Conformance requirement: A failed signature check MUST emit FAULT_REPORT (26) with fault_code: "FIRMWARE_INTEGRITY_FAILURE" and MUST halt acceptance of new connections from that peer until the manifest is corrected.

FIRMWARE_ATTESTATION (43)

Robots publish their manifest to the RRF registry using the FIRMWARE_ATTESTATION message type.
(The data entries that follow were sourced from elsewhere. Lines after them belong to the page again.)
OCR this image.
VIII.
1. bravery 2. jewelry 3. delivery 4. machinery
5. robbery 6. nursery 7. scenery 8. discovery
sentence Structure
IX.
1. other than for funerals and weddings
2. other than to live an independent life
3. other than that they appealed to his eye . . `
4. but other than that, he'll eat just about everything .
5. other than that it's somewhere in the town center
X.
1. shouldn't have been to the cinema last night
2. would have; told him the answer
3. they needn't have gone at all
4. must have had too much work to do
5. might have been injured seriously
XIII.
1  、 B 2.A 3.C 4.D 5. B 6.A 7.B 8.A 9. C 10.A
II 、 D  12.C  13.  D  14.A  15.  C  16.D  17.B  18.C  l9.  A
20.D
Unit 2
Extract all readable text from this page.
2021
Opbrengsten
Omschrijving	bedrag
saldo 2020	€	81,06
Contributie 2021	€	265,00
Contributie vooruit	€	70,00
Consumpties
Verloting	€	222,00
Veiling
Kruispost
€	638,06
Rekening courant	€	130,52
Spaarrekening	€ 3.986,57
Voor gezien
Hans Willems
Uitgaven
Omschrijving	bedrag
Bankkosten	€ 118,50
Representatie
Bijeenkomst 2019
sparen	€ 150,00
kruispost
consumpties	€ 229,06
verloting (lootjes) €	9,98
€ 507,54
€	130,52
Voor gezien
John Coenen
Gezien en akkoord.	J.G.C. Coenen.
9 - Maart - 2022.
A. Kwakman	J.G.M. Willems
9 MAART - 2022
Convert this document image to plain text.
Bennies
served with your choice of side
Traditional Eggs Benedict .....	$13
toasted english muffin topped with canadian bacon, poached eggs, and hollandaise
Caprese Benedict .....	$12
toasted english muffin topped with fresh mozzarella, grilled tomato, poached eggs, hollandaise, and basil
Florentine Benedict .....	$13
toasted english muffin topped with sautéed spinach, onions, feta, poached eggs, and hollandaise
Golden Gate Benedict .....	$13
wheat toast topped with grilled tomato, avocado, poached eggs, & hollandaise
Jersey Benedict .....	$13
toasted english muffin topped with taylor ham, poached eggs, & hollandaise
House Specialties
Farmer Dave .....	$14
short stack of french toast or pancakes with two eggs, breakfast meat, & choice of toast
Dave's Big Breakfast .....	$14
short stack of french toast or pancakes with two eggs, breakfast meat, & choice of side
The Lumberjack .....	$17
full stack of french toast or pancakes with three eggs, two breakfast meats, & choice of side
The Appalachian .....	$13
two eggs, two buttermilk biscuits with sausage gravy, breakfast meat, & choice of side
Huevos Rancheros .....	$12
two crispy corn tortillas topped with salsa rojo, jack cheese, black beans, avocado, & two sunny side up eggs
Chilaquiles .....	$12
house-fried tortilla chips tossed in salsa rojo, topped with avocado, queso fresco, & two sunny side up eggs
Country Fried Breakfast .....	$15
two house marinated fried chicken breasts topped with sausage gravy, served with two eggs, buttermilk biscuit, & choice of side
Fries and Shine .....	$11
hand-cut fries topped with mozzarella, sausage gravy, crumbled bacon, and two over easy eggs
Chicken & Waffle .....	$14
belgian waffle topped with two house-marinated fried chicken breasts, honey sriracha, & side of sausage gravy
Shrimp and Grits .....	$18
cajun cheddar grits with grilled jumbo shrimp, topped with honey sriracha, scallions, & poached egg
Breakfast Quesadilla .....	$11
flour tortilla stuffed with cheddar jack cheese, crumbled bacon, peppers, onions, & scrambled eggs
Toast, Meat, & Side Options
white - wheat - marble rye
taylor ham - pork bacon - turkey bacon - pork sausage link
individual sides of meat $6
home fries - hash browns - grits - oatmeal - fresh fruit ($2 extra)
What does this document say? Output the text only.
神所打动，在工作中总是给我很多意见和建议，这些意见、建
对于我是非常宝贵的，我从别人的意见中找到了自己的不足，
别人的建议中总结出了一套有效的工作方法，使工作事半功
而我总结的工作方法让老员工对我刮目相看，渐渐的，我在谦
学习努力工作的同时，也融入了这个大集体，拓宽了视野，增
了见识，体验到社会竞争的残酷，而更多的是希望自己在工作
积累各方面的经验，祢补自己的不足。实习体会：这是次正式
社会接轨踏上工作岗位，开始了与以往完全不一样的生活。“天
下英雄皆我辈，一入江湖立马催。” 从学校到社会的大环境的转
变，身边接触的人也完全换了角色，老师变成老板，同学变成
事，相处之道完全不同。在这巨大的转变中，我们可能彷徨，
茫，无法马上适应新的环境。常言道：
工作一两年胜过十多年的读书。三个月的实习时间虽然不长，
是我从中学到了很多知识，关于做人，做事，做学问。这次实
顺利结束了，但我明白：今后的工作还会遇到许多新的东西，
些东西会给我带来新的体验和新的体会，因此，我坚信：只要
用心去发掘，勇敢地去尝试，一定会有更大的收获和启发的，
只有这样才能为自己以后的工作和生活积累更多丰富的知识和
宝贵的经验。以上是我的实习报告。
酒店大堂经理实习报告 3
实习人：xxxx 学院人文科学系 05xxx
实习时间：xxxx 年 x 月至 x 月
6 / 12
This allows RRF to countersign manifests and display attestation status on robot detail pages.

{
  "version":        "2.0.0",
  "message_id":     "uuid-v4",
  "source_ruri":    "rcan://rrf.rcan.dev/opencastor/rpi5-hailo/bob-001?sig=<base64url>",
  "target_ruri":    "rcan://rrf.rcan.dev/rrf/registry/v2/attestation",
  "type":           43,
  "firmware_hash":  "sha256:a1b2c3d4...",
  "attestation_ref":"https://rrf.rcan.dev/robots/RRN-000000000001/sbom",
  "payload": {
    "rrn":              "RRN-000000000001",
    "firmware_version": "v2026.4.1.0",
    "build_hash":       "sha256:a1b2c3d4...",
    "components":       ["..."],
    "signed_at":        "2026-04-01T00:00:00Z",
    "signature":        "base64url..."
  }
}

The RRF registry validates the manufacturer signature before storing. On success, RRF adds its own countersignature and makes the manifest available at GET /v2/robots/{rrn}/firmware-manifest.

Conformance Requirements

  • L2+ (required): Robot MUST serve a valid, signed manifest at the well-known endpoint.
  • L2+ (required): Every outgoing message MUST include firmware_hash in the envelope (§3, field 13) equal to build_hash in the manifest.
  • L2+ (required): On first connection, the peer's manifest signature MUST be verified. Failed verification triggers FIRMWARE_INTEGRITY_FAILURE fault.
  • L5 (required): Manifest MUST be published to RRF via FIRMWARE_ATTESTATION (43). RRF countersignature MUST be present.
  • All levels: Manifests MUST be refreshed on every firmware update and SHOULD be refreshed every 90 days.